Severance taxes for extracting coal, oil, natural gas and timber totaled $262.5 million through eight months of the fiscal year that ends June 30. After “a very rough start,” which was attributed to a downturn in coal, Muchow said he now expects continuing gains above budget estimates.

“Severance tax is our most positive tax trend this year,” Muchow said. “We exceeded estimate, and for the month of February had $28.8 million for the month. That was $2.3 million above estimate, 14.4 percent higher than last year. So that’s all good. Now a good part of that growth comes from natural gas. Natural gas prices have improved recently.”

Coal prices have also rebounded from last year’s lows and some West Virginia mines have been hiring back workers.

West Virginia personal income taxes have brought in $1.91 billion over eight months with sales taxes adding $1.285 billion.

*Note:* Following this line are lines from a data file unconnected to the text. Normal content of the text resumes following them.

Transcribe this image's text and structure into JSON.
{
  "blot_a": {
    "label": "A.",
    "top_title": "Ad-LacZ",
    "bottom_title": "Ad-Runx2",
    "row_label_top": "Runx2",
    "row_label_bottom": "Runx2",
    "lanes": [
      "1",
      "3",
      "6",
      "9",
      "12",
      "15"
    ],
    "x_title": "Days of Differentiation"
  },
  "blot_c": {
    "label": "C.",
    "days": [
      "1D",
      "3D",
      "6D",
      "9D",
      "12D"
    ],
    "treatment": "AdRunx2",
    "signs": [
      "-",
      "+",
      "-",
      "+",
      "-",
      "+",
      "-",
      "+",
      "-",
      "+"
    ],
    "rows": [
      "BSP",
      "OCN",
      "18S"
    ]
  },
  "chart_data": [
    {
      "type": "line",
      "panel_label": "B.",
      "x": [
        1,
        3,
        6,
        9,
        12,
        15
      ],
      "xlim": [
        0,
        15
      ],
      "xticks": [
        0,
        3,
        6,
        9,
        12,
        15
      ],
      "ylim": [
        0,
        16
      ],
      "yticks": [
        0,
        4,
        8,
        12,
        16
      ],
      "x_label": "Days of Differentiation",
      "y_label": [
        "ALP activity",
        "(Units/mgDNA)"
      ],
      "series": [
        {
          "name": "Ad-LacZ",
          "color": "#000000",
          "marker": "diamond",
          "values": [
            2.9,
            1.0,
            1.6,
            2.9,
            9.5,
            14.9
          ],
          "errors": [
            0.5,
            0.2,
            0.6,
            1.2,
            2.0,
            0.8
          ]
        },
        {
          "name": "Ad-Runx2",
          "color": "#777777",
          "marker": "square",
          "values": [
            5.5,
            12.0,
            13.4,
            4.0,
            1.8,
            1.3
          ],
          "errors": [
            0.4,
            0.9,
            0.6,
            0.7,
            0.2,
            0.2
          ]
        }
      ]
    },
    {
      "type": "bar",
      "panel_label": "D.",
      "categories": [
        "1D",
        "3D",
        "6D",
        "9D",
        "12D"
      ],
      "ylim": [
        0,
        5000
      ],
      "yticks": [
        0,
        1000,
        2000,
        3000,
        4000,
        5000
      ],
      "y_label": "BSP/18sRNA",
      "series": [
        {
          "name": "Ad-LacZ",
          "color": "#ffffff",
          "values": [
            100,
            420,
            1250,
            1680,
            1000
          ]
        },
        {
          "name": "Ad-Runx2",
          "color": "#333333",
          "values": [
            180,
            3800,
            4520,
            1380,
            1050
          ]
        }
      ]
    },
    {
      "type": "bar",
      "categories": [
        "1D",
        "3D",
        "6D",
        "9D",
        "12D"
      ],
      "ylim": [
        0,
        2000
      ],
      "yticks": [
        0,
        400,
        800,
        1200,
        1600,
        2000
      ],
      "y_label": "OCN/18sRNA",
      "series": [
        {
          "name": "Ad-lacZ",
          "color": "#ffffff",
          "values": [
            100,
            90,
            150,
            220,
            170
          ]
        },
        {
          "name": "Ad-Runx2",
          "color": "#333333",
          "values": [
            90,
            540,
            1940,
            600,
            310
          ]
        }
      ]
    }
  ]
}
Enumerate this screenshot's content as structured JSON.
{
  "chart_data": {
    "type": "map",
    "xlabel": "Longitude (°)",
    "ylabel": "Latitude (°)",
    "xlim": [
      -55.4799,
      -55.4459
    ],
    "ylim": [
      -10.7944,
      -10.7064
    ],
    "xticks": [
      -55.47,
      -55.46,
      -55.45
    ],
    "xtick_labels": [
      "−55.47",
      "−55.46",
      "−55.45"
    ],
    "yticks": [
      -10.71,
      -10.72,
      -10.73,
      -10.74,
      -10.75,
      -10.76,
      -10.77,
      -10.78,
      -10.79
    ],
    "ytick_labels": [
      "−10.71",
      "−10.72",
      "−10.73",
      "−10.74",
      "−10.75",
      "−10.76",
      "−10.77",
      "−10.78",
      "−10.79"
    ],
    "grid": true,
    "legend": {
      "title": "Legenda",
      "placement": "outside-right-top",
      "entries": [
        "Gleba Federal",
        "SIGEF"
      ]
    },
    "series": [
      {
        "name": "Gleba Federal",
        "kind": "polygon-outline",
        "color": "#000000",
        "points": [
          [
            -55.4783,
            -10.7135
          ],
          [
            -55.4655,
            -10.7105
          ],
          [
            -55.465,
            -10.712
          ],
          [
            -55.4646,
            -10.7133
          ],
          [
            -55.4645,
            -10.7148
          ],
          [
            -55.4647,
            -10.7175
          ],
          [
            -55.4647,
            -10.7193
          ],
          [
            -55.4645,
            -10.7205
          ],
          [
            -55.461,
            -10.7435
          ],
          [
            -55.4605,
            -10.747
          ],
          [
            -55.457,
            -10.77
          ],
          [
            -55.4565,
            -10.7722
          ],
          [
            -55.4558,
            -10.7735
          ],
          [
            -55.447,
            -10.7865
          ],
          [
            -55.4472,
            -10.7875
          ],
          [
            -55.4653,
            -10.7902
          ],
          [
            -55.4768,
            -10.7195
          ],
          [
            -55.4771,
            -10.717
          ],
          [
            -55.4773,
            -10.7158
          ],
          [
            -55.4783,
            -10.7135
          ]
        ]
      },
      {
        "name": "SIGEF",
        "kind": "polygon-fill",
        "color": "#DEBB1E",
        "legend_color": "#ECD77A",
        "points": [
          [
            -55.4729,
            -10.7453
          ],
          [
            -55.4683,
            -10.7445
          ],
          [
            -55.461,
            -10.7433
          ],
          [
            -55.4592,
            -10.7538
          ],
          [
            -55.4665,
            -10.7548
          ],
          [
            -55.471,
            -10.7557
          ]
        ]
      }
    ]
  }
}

Corporation income and business franchise taxes have added $137.4 million so far this year. However, with refunds, the state actually paid out $1.845 million to corporations and businesses in that category in February.

West Virginia lawmakers eliminated the business franchise tax effective in 2015 with only residual collections now, according to the Department of Revenue.

The Justice administration has identified $120 million of unspent funds to offset the projected budget deficit and avoid tapping the state’s rainy day fund, Revenue Secretary Dave Hardy said. That will help protect the state’s bond rating, he said.

Lawmakers and the governor’s office are considering tax revisions to help close a projected $500 million budget deficit for the fiscal year that starts July 1.